Grow your own vegetables
Growing at least some of your own food is perfectly feasible in your new life after divorce and will help take your mind off your woes. The smallest garden is capable of sustaining a plot or even some containers devoted to fruit and vegetables and most are not difficult to cultivate given a little loving care.
Tomatoes, Beans and Brassicas
These are particularly suited to growing in pots in or out of a greenhouse. Most vegetables are annuals grown from seed and packets come with growing information on the the back, so it is advisable that you research the best varieties for your garden before you clear the racks at your local garden centre.
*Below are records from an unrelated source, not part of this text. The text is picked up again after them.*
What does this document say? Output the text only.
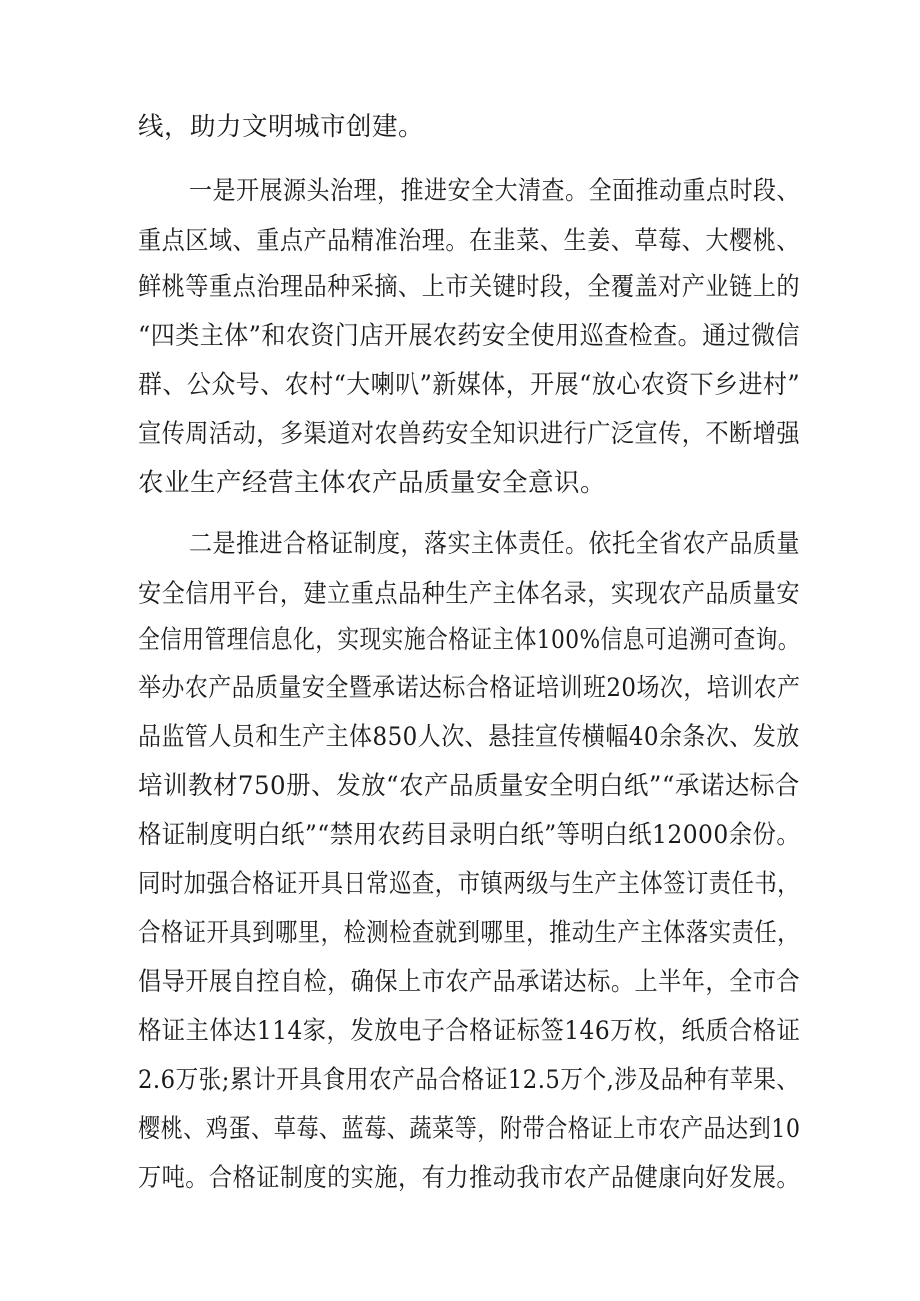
线，助力文明城市创建。
一是开展源头治理，推进安全大清查。全面推动重点时段、
重点区域、重点产品精准治理。在韭菜、生姜、草莓、大樱桃、
鲜桃等重点治理品种采摘、上市关键时段，全覆盖对产业链上的
“四类主体”和农资门店开展农药安全使用巡查检查。通过微信
群、公众号、农村“大喇叭”新媒体，开展“放心农资下乡进村”
宣传周活动，多渠道对农兽药安全知识进行广泛宣传，不断增强
农业生产经营主体农产品质量安全意识。
二是推进合格证制度，落实主体责任。依托全省农产品质量
安全信用平台，建立重点品种生产主体名录，实现农产品质量安
全信用管理信息化，实现实施合格证主体100%信息可追溯可查询。
举办农产品质量安全暨承诺达标合格证培训班20场次，培训农产
品监管人员和生产主体850人次、悬挂宣传横幅40余条次、发放
培训教材750册、发放“农产品质量安全明白纸”“承诺达标合
格证制度明白纸”“禁用农药目录明白纸”等明白纸12000余份。
同时加强合格证开具日常巡查，市镇两级与生产主体签订责任书，
合格证开具到哪里，检测检查就到哪里，推动生产主体落实责任，
倡导开展自控自检，确保上市农产品承诺达标。上半年，全市合
格证主体达114家，发放电子合格证标签146万枚，纸质合格证
2.6万张;累计开具食用农产品合格证12.5万个,涉及品种有苹果、
樱桃、鸡蛋、草莓、蓝莓、蔬菜等，附带合格证上市农产品达到10
万吨。合格证制度的实施，有力推动我市农产品健康向好发展。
Broad, runner and French beans, brassicas (cabbage family) courgettes and tomatoes can be bought as immature plants in trays and pots which you may find more convenient if you do not have a cold frame or a greenhouse for bringing on seedlings.
Feeling fruity? Fruit growing does not have to involve an orchard of apple or plum trees or acres of polytunnels protecting early (and late) crops of strawberries. A modest suburban garden can support at least one or two small modern fruit trees and if you are more adventurous and have the patience, cordons and espaliers of fruit will make good use of a fence or a wall.
How about trying a fig tree
A fig tree will flourish in a sunny sheltered garden and less usual fruiting trees such as quince look stunning with their crops of golden fruit in the autumn and are not difficult to grow.
A few raspberry canes and some strawberry plants can easily be incorporated into a flower border along with a handsome stand of rhubarb or a couple of gooseberry or blackcurrant bushes. Think of it now, a summer full of fine fruits.